Monday, April 03, 2006

Universal Digital Ports

Had an idea the other day that could be a business opportunity: a "universal digital port". In the aviation electronics world, and probably in the electronics world more broadly, there are a lot different digital data protocols, like serial ports in RS-232, RS-422, RS-485, ARINC 429, ByteFlight, Ethernet, USB, parallel ports, game ports, etc. In aircraft cockpits, you have all these different devices using different formats and getting them to talk to each other is a pain. There are companies out there that make conversion devices (we call them "happy boxes" here at the office) but they are often very expensive, and specialized to for a particular device using a specific format.

Why not do the conversion in software? The device itself would be a generic embedded computer with an array of digital inputs and outputs whose voltages can be varied across the range found in the various data formats. The actual protocol, timing, voltages, etc and the conversion from one protocol to the other, is done in software that can be easily written and loaded to the device. You could even write the software in an extensible "plug-in" style and release an API so that people who buy your device can create their own protocols.

Using one common hardware configuration gives you pretty good economy of scale in production. Opening the API offloads a lot of the programming work, so you would just have to get the basic OS and the software framework going to have a viable product.

In a way, this is kind of similar to software radios, such as the open-source GNU Radio and the military's JTRS but applied to digital device-to-device communication instead of audible radio.
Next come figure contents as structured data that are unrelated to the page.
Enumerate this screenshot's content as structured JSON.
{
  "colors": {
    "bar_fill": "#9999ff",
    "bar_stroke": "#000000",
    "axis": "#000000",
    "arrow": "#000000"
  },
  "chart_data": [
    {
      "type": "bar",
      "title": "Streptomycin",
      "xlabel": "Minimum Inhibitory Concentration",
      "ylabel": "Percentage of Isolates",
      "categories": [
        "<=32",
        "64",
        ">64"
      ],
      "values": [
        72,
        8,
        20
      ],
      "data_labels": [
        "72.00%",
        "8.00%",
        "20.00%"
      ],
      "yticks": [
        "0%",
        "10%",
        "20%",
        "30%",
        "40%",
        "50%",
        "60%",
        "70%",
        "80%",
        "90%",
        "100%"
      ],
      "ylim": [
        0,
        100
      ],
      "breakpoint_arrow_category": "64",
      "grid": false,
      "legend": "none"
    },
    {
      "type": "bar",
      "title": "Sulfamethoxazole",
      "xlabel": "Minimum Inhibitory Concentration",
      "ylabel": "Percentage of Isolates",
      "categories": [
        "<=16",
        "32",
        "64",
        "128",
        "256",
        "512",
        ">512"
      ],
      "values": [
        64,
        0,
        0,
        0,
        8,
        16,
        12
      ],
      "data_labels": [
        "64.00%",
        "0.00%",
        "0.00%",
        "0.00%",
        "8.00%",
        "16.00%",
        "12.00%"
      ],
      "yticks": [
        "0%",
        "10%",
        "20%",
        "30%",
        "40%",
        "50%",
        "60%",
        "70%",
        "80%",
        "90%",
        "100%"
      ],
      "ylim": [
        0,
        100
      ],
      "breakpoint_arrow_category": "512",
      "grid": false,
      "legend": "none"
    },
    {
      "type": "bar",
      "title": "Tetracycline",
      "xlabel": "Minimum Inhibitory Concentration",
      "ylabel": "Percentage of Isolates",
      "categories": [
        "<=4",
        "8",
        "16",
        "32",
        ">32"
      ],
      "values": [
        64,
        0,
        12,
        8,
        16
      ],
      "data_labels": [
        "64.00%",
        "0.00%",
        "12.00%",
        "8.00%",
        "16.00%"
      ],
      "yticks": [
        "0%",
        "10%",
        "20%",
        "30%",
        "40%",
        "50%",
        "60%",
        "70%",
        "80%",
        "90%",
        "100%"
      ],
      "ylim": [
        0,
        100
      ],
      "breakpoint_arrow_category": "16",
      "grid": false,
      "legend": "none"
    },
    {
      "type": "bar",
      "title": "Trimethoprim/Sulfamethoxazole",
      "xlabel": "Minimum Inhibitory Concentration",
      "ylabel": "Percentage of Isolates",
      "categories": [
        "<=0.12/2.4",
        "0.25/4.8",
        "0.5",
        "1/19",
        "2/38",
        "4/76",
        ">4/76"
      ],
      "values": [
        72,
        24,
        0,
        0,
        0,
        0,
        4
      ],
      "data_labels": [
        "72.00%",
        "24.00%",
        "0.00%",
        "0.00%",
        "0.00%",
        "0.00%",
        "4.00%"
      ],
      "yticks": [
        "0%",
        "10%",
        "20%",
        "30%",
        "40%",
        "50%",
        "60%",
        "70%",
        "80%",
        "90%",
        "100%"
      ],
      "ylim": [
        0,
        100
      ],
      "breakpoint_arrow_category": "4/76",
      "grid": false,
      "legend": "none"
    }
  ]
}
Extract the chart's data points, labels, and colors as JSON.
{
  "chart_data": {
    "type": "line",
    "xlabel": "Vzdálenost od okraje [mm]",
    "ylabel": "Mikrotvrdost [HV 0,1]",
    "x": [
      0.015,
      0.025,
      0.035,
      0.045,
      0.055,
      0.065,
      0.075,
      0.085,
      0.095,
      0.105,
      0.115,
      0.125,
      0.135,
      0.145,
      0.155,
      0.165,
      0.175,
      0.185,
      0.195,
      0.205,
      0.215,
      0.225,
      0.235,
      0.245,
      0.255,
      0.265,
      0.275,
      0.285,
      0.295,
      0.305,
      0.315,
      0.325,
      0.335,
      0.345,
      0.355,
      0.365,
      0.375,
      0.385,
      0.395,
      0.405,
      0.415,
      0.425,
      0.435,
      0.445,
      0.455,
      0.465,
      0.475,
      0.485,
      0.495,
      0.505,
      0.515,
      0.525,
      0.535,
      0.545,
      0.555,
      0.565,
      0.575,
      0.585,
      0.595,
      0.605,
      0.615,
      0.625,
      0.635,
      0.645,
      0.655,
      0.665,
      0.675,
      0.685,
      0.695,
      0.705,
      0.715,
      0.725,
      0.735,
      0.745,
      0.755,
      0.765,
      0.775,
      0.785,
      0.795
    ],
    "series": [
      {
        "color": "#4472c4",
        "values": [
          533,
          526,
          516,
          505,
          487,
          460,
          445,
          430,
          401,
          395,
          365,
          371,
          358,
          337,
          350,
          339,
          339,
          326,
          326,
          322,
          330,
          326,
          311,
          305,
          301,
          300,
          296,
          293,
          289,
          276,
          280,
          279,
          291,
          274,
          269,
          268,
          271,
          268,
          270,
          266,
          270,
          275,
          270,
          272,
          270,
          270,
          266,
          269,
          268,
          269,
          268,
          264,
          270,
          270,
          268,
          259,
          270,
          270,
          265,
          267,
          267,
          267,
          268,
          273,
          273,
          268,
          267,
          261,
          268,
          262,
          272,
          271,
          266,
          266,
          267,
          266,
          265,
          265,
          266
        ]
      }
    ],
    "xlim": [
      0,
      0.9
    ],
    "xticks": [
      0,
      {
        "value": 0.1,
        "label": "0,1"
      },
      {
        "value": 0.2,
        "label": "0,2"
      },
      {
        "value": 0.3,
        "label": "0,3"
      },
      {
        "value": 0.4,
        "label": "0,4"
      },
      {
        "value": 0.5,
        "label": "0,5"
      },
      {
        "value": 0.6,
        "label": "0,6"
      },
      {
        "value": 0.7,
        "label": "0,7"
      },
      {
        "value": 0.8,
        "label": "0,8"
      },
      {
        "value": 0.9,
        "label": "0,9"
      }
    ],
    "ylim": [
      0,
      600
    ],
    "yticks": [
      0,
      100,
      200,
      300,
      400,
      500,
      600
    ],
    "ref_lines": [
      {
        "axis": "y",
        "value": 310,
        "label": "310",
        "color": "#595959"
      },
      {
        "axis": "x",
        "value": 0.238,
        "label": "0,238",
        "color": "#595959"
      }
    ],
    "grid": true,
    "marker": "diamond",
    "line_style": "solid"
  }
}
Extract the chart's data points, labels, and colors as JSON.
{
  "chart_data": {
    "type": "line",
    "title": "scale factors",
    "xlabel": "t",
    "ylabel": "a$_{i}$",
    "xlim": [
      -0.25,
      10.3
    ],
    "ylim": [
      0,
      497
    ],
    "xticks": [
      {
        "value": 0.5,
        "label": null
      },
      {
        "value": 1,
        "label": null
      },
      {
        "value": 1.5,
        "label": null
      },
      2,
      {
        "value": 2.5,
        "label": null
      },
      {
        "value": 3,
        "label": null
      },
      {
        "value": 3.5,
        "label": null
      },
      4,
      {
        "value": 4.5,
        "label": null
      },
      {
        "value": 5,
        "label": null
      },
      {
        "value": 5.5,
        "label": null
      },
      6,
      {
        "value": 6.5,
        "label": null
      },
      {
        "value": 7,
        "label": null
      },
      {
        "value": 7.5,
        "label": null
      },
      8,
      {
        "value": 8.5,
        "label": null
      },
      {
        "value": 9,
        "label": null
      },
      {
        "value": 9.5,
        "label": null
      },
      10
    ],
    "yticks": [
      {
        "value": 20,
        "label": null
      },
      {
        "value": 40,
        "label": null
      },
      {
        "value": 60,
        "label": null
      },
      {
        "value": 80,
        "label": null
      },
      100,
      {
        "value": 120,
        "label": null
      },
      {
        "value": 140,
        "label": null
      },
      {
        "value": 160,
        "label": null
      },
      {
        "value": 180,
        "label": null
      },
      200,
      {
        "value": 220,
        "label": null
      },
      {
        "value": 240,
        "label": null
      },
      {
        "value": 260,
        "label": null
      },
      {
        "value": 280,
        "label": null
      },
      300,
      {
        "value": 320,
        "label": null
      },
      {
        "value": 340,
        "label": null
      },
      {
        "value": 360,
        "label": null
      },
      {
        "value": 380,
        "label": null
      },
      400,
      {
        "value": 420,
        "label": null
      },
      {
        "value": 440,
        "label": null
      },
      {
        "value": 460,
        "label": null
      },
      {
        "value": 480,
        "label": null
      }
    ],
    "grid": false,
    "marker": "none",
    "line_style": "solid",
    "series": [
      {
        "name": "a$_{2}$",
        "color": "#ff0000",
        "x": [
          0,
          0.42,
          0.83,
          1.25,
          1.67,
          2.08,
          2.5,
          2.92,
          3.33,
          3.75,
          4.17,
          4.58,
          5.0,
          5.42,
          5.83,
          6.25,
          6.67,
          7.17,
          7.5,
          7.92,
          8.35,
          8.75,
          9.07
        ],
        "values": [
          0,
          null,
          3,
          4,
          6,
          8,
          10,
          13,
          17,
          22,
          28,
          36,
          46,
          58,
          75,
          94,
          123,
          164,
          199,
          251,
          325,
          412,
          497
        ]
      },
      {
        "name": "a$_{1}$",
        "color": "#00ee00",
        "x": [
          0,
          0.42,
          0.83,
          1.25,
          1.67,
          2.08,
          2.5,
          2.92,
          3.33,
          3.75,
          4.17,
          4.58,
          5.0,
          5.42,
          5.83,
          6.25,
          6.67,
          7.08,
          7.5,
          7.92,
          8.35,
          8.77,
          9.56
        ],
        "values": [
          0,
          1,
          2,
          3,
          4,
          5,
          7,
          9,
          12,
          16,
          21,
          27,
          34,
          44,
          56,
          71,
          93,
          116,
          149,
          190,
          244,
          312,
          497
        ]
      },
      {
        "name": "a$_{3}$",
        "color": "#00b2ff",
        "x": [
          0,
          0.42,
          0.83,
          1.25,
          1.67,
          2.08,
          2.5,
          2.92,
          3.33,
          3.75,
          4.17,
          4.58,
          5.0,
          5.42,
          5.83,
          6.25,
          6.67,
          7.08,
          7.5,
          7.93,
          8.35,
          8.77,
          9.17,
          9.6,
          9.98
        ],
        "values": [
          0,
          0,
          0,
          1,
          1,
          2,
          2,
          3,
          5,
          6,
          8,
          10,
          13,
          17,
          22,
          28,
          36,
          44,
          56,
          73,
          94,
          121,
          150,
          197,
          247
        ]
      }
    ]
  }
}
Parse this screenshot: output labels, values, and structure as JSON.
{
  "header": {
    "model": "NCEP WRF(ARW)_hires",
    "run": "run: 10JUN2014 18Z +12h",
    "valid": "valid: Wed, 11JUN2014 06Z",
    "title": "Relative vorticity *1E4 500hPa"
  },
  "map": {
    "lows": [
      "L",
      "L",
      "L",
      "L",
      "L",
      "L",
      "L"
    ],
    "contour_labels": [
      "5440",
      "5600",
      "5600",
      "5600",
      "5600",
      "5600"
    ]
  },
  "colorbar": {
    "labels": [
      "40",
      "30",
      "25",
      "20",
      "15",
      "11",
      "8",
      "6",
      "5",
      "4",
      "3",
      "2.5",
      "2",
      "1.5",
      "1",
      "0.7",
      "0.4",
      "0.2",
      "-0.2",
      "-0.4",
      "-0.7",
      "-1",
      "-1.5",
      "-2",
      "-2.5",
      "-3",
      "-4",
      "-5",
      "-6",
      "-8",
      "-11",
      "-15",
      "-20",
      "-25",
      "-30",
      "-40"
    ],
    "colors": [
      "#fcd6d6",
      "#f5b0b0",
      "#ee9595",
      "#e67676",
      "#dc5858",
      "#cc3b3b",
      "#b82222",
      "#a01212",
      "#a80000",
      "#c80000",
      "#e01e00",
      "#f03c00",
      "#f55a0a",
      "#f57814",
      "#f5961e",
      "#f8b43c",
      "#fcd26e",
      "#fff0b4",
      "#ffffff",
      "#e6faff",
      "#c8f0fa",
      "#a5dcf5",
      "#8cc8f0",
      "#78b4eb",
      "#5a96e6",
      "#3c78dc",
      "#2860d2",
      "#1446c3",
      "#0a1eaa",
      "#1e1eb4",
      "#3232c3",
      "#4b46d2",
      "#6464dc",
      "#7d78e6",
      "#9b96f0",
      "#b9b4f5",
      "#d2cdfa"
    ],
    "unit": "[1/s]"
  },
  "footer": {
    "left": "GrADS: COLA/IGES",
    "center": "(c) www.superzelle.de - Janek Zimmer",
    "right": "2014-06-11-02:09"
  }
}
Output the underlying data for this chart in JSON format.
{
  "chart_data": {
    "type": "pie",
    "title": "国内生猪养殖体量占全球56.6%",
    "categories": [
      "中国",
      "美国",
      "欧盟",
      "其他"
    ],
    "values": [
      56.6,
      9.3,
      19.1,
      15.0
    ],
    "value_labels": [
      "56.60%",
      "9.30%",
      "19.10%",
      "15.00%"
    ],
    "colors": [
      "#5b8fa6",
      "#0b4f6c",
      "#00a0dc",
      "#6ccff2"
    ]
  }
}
Any thoughts? Kevin, is there already a VC-backed startup that's been doing this for the last three years?

1 Comments:

At 5:29 PM, Blogger Dan Craig said...

Well, there are a few different markets out there, but their needs are very different, as are the price points. One the cheap side is the experimental aviation and the general hobbyist market that might include people into cars, game systems, or stuff like that. I'll have to do a little research to see how big the market for that would be, but the price would have to be pretty low to hit this market. Probably on the order of $100. Converters that do only fixed formats seem to be in the $50-$70 range.

Then there's the certified aviation market (or anything else that's safety critical). In this case, you have to do some more extensive software development and testing processes and that tends to make just about anything cost at least 10X more than it would otherwise. By that reasoning, the happy box would be priced around $1000. I don't know how that compares to others, since a lot of the companies tend not to list prices. But there was an analog to digital device that I found that one would use to convert analog navigation radio signals to digital that was priced at an absurd $9000.

I'll dig around more for additional happy box makers. The one I'm most familiar with is Shadin, and they do a lot of other business in aviation sensors. There's another one that I saw an ad for last week, but I can't find that magazine now.